Because injuries and surgeries can trigger rapid bone formation in FOP patients, obtaining tissue samples for extensive lab study is extremely difficult. Human iPS cells provide a unique solution by allowing the creation of the needed tissues in the lab. Hsiao and colleagues carefully gathered skin samples from donors, and then grew the skin cells in culture before converting them into iPS cells using the methods created by Yamanaka.
In addition to providing an alternative to embryonic stem cells for potential use in regenerating diseased tissues, iPS cells are being used to learn more about diseases, especially diseases driven by mutated genes.
Unlike the skin cells from which they originated, the human iPS cells created from FOP patients show increased cartilage formation and increased bone mineralization, two critical steps that are necessary to form mature bone. Bone morphogenetic proteins (BMPs) play a central role in the bone formation within muscle. FOP results from a gene mutation that causes a defect in the receptor protein to which BMPs bind, thereby increasing bone formation.

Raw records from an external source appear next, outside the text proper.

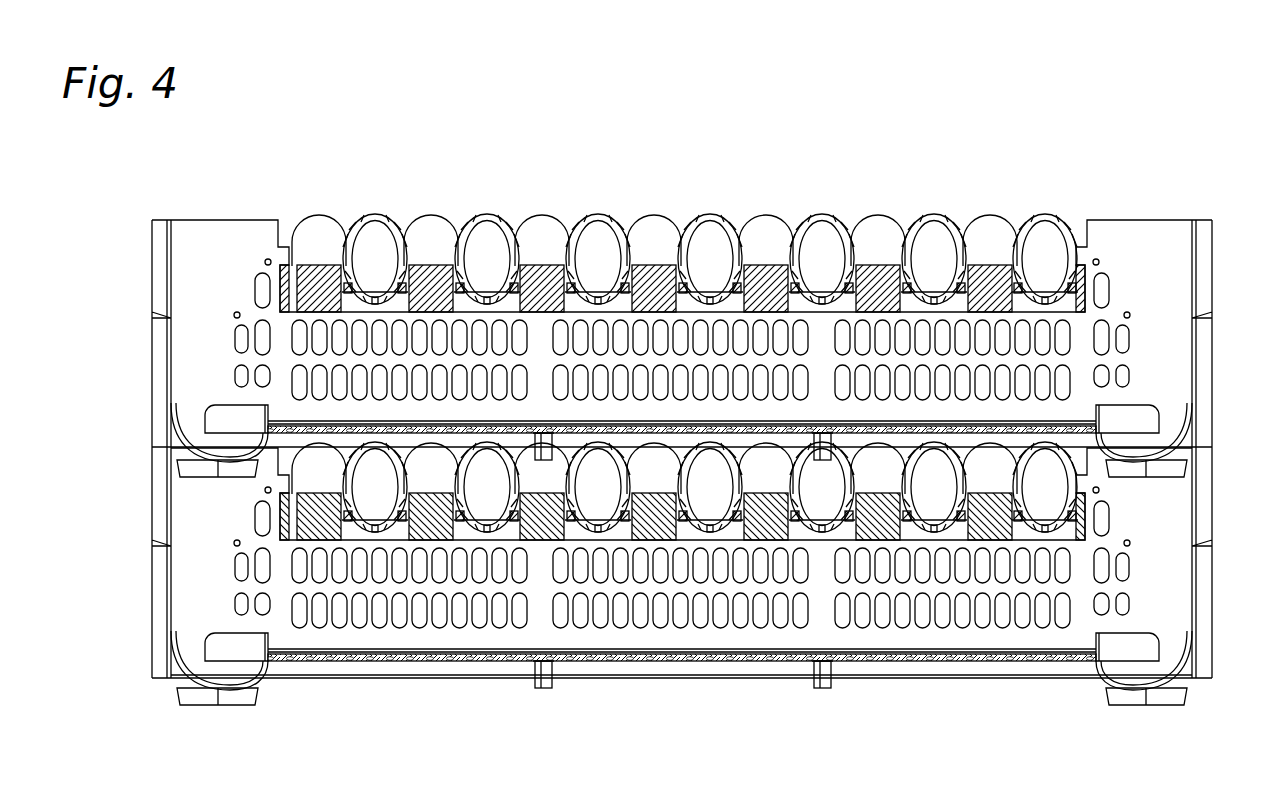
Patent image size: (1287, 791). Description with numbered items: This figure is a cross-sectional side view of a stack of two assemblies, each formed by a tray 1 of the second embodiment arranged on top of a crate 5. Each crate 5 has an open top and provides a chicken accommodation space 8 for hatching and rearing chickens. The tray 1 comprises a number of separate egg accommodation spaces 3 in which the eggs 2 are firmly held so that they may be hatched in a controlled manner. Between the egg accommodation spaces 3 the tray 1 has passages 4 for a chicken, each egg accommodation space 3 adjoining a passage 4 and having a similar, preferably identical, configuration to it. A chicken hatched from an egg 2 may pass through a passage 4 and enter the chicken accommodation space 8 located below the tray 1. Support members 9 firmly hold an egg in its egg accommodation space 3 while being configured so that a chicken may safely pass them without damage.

The tray 1 is at (1082, 268).
The egg 2 is at (822, 247).
The egg accommodation space 3 is at (595, 207).
The passage 4 is at (990, 270).
The crate 5 is at (1152, 258).
The chicken accommodation space 8 is at (538, 362).
The support member 9 is at (517, 513).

''These cells will be a key tool for finding ways to stimulate and control human bone growth for regenerative medicine or bone repair,'' Hsiao said. ''The iPS cells may also help us identify treatments for more common diseases, such as atherosclerosis and vascular calcification, because the same bone morphogenetic protein pathways are involved in these medical conditions.''
The work was a joint effort between Hsiao's lab group at UCSF; Bruce Conklin, MD, PhD, Hsiao's former postdoctoral mentor at the UCSF-affiliated Gladstone Institutes; and a research team at Kyoto University, led by Makoto Ikeya, PhD, and Junya Toguchida, MD, PhD. The research was supported by the National Institutes of Health, the California Institute for Regenerative Medicine, the March of Dimes, and the Ministry of Education, Culture, Sports, Science, and Technology of Japan.